In Hann. Münden waren es nur wenige Minuten bis zum Hotel „Zur Fulda“ direkt in der Altstadt. Zum Glück hatten wir schon vorgebucht – an vielen Hotels prangte ein „belegt“-Schild. Wir bezogen ein Zimmer in der 2. Etage „über den Dächern von Hann.Münden“. Das Zimmer war schön modernisiert, aber noch konnten wir es nicht genießen. Mit der frühen Anreise hatten wir etwas Zeit gewonnen, so dass wir es noch zur Stadtführung ab Rathaus um 14.30 Uhr schafften. In kleiner Gruppe von 6 Personen und Stadtführerin steuerten wir ausgewählte sehenswerte Ecken der Stadt an. Mehr als 700 erhaltene Fachwerkhäuser entlang der Straßenzüge der Altstadt machen den hauptsächlichen Reiz des Städtchens aus. Die reizvolle und verkehrsgünstige Lage an den drei Flüssen Fulda, Werra und Weser trägt ebenso dazu bei, zumal sie auch der Grund für den Reichtum und die damit einhergehende prachtvolle Entwicklung der Stadt gewesen ist. Hier kreuzten sich Warentransporte, mussten wegen des Stapelrechts der Stadt hier aus- und umgeladen, und zudem den Kaufleuten der Stadt günstig zum Kauf (und Weiterverkauf) angeboten werden. Im 16.Jahrhundert blühte die Renaissance-Architektur – davon zeugen die erhaltenen Fachwerkhäuser, von denen viele wohlhabenden Kaufmannsfamillien gehörten. Stilisierte Motive mit Tauwerk, Booten oder sogar Narwal-Symbolik nehmen Bezug auf diese Handelstätigkeit.

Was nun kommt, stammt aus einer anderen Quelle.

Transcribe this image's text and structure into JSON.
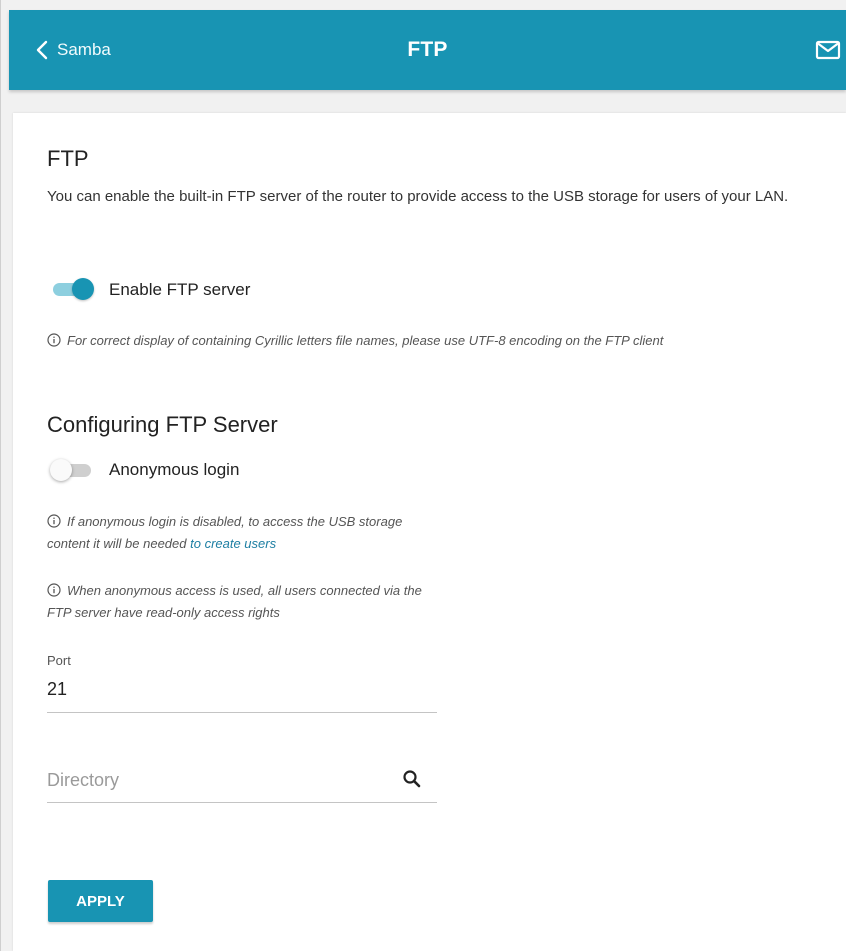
{
  "header": {
    "back_label": "Samba",
    "title": "FTP",
    "icons": {
      "back": "chevron-left-icon",
      "mail": "mail-icon"
    }
  },
  "main": {
    "section_title": "FTP",
    "description": "You can enable the built-in FTP server of the router to provide access to the USB storage for users of your LAN.",
    "enable_toggle": {
      "label": "Enable FTP server",
      "on": true
    },
    "cyrillic_hint": "For correct display of containing Cyrillic letters file names, please use UTF-8 encoding on the FTP client",
    "config_title": "Configuring FTP Server",
    "anonymous_toggle": {
      "label": "Anonymous login",
      "on": false
    },
    "anon_disabled_hint": {
      "text": "If anonymous login is disabled, to access the USB storage content it will be needed ",
      "link": "to create users"
    },
    "anon_used_hint": "When anonymous access is used, all users connected via the FTP server have read-only access rights",
    "port": {
      "label": "Port",
      "value": "21"
    },
    "directory": {
      "placeholder": "Directory",
      "icon": "search-icon"
    },
    "apply_label": "APPLY"
  },
  "colors": {
    "accent": "#1894b3",
    "toggle_track_on": "#8dcfdf",
    "link": "#1e7fa3"
  }
}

Neben dem einen oder anderen Hochwasser legte sich aber noch ein weiterer Schatten über die Stadtgeschichte: Im dreißigjährigen Krieg verübte der durchziehende katholische Feldmarschall Tilly mit seinen Truppen ein Blutbad, als er Platz und Unterkunft für seine Truppen schaffen ließ, indem er die Einwohner grausam aus ihren Häusern vertrieb.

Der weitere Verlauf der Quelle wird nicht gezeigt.